Каждый арест моего отца сопровождался непременным появлением в нашем доме двух незнакомых друг с другом людей. Они не были с нами в родстве и в другое время, при других обстоятельствах редко навещали нас. Вардо Зубиашвили приходил, самое крайнее, через пару дней после отцовского ареста. Гриша Девдариани появлялся чуть позднее. Занимался он поимкой лесных разбойников, то есть был чекистом. Где и когда они подружились, Гриша и Эрекле, мне и по сей день невдомек. Он приходил, прикладывался к маминой руке, одаривал меня сластями. Потом степенно беседовал с матерью расспрашивал о нашей семье, говорил о своих домочадцах, подбадривал нас, не горюйте, мол, все уладится. Несмотря на протесты матери, оставлял деньги, довольно много, и уходил. Но в последний арест Эрекле он не пришел. Думаю, что Гришу Девдариани арестовали и расстреляли раньше моих родителей, иначе он хоть раз навестил бы нас, не оставив без внимания сирот. Жену его тоже звали Мариам, и дети у них были... Пропал со всем потомством.

Теперь о Вардо. Их было двое братьев, Вардо и Иосиф, и содержали они духаны в Самадло по обе стороны от проезжей дороги, понемногу занимались хозяйством. Эрекле был крестным отцом сына Вардо. Приходил Вардо, приносил большую головку сырагуды. Сидел, понурившись, и молча сочувствовал всем. Потом вынимал из кармана деньги, клал на стол и уходил. Этот не покидал нас до конца. И после смерти Эрекле все равно приходил... Есть ли в наше время такие?.. Да, кое-кто из родственников и близких. Отзывчивость, милосердие, помощь в беде остались как воспоминания об ушедших поколениях. Новой поросли свойственны жестокость, беспощадность и цинизм...
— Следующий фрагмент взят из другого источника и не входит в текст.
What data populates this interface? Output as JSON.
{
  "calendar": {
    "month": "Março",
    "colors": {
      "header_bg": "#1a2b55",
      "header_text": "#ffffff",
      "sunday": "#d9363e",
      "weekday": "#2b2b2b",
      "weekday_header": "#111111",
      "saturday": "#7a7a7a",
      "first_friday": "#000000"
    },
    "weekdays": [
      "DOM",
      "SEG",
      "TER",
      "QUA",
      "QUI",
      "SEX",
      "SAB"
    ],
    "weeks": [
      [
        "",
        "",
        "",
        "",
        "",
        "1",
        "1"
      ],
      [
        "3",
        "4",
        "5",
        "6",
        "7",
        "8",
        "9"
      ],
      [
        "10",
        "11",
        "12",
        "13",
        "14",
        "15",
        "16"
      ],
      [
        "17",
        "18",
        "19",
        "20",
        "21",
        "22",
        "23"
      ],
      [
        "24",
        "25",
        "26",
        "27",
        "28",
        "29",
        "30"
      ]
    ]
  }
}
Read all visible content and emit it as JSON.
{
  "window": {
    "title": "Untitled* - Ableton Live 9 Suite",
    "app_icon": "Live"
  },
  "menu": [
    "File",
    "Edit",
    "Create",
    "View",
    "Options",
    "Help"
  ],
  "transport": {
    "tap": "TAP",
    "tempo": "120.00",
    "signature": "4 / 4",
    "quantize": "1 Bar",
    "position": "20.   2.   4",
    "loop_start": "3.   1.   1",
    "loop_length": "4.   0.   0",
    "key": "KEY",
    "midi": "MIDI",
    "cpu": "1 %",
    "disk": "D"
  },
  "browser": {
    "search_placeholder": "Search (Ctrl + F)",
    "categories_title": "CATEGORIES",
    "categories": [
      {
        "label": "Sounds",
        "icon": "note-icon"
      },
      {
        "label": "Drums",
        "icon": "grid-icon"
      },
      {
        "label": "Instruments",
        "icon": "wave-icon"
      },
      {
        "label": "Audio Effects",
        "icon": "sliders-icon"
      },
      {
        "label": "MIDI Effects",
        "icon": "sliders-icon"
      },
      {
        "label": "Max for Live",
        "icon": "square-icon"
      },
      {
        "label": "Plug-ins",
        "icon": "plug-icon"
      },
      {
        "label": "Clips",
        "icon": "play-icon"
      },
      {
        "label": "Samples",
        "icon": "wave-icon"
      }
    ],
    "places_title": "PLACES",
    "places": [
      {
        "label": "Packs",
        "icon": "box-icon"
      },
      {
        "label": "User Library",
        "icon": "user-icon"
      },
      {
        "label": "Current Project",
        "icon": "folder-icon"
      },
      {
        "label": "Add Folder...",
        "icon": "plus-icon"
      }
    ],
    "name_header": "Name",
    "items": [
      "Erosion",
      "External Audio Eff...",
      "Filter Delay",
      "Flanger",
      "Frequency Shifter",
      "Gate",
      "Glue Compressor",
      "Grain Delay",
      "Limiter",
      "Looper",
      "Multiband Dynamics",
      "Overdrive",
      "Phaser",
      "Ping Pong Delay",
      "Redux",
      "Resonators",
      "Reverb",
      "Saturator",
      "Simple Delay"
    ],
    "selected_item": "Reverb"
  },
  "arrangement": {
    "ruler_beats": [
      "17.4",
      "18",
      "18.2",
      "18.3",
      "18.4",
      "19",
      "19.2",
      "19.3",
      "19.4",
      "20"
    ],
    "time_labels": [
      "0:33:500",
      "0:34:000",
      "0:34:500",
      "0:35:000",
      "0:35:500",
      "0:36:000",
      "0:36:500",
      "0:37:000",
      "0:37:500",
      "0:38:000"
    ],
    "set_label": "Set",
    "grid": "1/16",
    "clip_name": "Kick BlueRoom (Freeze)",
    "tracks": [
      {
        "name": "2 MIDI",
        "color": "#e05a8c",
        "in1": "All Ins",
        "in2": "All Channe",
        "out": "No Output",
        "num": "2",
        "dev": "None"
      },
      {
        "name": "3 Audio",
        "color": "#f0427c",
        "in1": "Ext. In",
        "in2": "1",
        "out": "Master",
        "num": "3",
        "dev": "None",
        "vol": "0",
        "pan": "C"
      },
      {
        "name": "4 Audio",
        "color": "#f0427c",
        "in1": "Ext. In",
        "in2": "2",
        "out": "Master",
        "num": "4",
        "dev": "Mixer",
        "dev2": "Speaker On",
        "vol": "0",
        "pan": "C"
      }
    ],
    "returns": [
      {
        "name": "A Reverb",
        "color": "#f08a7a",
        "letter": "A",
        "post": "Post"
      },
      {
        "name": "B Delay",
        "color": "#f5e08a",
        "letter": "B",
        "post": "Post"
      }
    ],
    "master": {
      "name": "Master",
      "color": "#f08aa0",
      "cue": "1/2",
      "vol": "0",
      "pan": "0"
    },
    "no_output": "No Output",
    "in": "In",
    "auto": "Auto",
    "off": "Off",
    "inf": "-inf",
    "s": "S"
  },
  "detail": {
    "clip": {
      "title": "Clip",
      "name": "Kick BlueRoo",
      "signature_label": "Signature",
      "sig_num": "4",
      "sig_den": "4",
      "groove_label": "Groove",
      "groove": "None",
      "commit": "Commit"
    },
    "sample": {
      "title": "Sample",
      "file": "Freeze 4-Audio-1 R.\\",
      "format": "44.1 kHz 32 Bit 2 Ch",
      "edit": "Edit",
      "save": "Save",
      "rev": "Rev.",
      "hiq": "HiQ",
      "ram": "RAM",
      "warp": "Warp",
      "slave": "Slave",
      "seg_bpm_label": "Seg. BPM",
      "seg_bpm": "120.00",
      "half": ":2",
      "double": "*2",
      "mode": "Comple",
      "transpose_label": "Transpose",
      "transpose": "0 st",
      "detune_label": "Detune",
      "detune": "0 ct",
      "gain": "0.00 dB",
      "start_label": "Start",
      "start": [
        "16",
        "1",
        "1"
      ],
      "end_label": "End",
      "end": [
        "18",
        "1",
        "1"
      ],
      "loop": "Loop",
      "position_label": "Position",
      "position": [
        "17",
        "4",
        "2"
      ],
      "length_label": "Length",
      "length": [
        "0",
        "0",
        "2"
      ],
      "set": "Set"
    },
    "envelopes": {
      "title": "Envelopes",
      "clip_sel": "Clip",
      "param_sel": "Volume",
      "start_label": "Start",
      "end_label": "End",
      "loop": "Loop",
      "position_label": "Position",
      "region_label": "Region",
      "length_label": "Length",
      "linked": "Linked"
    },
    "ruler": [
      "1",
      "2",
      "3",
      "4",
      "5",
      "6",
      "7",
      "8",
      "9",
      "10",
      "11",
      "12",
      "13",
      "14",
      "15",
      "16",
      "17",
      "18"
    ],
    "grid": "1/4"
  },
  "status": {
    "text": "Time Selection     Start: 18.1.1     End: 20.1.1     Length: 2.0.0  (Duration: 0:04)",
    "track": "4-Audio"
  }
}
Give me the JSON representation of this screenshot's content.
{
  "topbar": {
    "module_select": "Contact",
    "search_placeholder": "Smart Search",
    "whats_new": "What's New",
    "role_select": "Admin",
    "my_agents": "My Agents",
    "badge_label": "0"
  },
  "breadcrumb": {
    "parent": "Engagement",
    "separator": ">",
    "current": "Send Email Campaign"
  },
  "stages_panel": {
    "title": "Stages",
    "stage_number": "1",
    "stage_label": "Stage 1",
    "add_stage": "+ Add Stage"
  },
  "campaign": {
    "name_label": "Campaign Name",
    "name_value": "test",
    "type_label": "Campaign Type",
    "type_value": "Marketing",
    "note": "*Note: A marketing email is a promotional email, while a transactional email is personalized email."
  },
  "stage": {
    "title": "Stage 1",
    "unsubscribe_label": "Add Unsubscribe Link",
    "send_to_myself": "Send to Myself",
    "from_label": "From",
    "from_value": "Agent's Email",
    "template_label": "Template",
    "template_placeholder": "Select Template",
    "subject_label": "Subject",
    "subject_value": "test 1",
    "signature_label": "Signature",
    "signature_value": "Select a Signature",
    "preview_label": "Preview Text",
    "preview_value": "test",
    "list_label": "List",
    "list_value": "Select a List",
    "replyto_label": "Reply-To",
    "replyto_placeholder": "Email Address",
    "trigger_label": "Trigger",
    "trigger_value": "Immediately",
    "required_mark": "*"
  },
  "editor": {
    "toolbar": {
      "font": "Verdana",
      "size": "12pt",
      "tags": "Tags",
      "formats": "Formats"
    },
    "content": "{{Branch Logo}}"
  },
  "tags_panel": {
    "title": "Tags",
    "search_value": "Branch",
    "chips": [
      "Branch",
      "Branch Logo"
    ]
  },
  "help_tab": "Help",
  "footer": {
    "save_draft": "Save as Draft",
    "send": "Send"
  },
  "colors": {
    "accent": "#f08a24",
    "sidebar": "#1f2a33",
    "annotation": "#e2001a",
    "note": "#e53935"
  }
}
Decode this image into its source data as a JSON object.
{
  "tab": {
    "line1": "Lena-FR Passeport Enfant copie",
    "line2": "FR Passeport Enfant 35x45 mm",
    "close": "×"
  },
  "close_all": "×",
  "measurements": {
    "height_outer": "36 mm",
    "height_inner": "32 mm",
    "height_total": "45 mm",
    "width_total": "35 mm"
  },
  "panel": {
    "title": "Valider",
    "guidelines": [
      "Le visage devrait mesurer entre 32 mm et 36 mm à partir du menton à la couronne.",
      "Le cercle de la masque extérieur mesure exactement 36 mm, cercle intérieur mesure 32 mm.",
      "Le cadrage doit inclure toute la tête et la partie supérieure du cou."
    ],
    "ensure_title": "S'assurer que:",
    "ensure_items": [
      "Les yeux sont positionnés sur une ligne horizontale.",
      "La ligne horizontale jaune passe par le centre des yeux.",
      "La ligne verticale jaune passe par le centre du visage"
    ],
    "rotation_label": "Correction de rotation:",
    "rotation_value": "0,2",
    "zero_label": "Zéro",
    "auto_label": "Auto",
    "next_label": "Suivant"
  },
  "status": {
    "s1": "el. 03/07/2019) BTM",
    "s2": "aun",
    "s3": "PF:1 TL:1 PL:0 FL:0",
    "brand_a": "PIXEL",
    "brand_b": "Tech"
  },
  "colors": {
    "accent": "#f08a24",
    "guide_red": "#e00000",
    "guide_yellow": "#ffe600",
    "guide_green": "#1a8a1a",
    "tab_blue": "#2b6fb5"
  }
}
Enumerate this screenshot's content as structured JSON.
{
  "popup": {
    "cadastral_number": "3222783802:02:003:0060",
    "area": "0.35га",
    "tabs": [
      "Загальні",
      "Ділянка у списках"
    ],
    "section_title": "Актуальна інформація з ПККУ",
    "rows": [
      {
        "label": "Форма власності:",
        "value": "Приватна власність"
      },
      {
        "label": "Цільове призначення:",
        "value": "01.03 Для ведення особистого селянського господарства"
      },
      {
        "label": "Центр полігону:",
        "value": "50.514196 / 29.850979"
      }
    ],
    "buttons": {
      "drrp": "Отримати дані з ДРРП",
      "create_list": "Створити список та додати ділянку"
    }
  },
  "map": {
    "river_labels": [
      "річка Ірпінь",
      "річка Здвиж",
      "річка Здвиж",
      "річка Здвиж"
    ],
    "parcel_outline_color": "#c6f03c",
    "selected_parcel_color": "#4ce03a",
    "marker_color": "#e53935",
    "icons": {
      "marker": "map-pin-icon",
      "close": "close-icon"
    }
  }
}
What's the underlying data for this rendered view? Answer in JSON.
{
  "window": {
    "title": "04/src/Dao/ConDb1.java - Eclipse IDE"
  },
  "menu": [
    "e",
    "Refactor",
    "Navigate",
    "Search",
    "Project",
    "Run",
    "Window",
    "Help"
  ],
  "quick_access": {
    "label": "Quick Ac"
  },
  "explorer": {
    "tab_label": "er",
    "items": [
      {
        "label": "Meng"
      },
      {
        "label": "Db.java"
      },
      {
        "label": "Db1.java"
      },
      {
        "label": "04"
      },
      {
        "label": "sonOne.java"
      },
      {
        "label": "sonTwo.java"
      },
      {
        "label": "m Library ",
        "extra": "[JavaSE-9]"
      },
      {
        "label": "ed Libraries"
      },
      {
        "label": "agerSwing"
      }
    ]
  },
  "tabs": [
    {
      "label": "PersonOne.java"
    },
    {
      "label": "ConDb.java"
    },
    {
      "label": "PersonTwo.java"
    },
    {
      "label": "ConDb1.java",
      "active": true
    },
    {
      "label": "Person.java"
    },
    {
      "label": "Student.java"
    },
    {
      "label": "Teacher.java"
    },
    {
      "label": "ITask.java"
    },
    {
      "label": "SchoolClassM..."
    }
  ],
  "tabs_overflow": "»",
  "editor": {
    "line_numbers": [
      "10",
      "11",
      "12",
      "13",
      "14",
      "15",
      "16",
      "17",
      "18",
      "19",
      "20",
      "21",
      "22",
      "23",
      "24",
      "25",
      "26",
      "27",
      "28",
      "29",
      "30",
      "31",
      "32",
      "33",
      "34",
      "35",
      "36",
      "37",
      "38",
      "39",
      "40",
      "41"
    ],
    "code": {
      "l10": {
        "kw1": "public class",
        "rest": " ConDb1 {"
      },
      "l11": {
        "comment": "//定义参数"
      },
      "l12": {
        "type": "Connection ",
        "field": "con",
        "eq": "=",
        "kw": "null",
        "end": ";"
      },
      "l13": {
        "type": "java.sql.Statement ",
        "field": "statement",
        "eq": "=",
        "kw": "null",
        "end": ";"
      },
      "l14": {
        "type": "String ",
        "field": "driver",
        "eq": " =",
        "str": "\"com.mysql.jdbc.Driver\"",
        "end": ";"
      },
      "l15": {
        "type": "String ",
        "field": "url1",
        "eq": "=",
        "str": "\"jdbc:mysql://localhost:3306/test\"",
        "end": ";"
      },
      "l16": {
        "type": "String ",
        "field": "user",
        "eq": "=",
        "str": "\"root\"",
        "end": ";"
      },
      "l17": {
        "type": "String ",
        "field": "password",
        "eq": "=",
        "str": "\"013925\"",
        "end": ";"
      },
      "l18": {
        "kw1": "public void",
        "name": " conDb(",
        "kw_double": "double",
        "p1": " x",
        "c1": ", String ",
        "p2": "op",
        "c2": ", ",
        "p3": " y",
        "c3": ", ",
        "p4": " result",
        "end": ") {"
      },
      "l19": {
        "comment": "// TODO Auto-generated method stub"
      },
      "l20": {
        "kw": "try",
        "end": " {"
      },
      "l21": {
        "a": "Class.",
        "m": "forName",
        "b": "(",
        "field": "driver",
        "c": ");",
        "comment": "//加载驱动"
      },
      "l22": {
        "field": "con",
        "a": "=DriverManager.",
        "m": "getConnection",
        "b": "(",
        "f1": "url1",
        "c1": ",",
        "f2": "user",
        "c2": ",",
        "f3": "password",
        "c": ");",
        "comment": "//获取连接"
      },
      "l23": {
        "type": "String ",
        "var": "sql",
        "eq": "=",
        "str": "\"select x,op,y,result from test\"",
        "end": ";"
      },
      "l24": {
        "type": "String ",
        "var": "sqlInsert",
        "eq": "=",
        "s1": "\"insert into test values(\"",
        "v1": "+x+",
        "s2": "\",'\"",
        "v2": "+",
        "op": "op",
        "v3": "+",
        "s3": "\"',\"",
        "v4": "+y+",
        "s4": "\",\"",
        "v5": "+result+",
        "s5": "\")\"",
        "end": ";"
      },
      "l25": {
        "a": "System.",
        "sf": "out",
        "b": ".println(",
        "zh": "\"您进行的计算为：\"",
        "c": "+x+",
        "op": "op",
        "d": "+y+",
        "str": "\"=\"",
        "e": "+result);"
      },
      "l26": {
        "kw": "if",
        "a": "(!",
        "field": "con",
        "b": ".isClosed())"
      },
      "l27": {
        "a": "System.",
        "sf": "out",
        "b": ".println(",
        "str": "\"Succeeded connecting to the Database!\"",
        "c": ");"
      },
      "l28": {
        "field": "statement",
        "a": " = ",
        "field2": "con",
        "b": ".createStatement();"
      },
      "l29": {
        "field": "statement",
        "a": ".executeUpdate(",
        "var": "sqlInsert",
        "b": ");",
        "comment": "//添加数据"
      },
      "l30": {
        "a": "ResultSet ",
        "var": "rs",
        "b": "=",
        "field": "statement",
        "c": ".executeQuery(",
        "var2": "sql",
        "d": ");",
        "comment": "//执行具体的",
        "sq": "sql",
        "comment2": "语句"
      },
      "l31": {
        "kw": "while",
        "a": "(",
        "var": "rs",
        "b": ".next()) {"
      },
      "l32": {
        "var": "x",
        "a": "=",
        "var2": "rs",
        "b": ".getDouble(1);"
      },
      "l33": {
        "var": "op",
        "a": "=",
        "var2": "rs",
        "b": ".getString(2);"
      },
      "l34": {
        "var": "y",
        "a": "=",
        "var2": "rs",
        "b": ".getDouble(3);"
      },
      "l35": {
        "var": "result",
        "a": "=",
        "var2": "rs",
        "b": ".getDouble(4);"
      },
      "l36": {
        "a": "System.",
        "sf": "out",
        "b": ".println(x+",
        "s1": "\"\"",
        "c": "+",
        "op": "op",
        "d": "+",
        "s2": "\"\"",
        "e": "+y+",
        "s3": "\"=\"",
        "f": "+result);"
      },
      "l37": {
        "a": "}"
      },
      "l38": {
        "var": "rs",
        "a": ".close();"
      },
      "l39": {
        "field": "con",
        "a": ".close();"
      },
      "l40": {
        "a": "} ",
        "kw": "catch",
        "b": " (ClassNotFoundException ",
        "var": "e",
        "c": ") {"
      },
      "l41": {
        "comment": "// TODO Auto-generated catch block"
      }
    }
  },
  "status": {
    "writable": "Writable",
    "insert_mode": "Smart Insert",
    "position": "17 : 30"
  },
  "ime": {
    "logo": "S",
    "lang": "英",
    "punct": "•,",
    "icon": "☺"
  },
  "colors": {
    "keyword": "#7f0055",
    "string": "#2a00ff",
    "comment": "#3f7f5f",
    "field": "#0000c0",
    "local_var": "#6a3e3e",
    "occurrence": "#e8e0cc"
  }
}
Свойственны... Это веяние времени... Помнишь, как расправились с добрым Георгием?.. Как не помнить... Вначале о том, кем же он был, добрый Георгий... Тбилисский кинто, последний из могикан. Он ходил в широких сатиновых шароварах, в черной облегающей рубахе со стоячим воротом, перехваченной массивным серебряным поясом, называемым "фунтиком" за свой вес, и в мягких чувяках. Шапку ему заменял деревянный поднос с фруктами. Он расхаживал по дворам с ручными весами с чашами и зычным, поставленным голосом оповещал домохозяек о своем приходе, предлагая лучшие на свете фрукты. Он давал в долг, деньги ему возвращали в конце месяца. Добрый Георгий был неграмотным, поэтому учета, естественно, вести не мог, но у него никогда не было неурядиц с домохозяйками, любой житель Сололаки мог бы подтвердить это.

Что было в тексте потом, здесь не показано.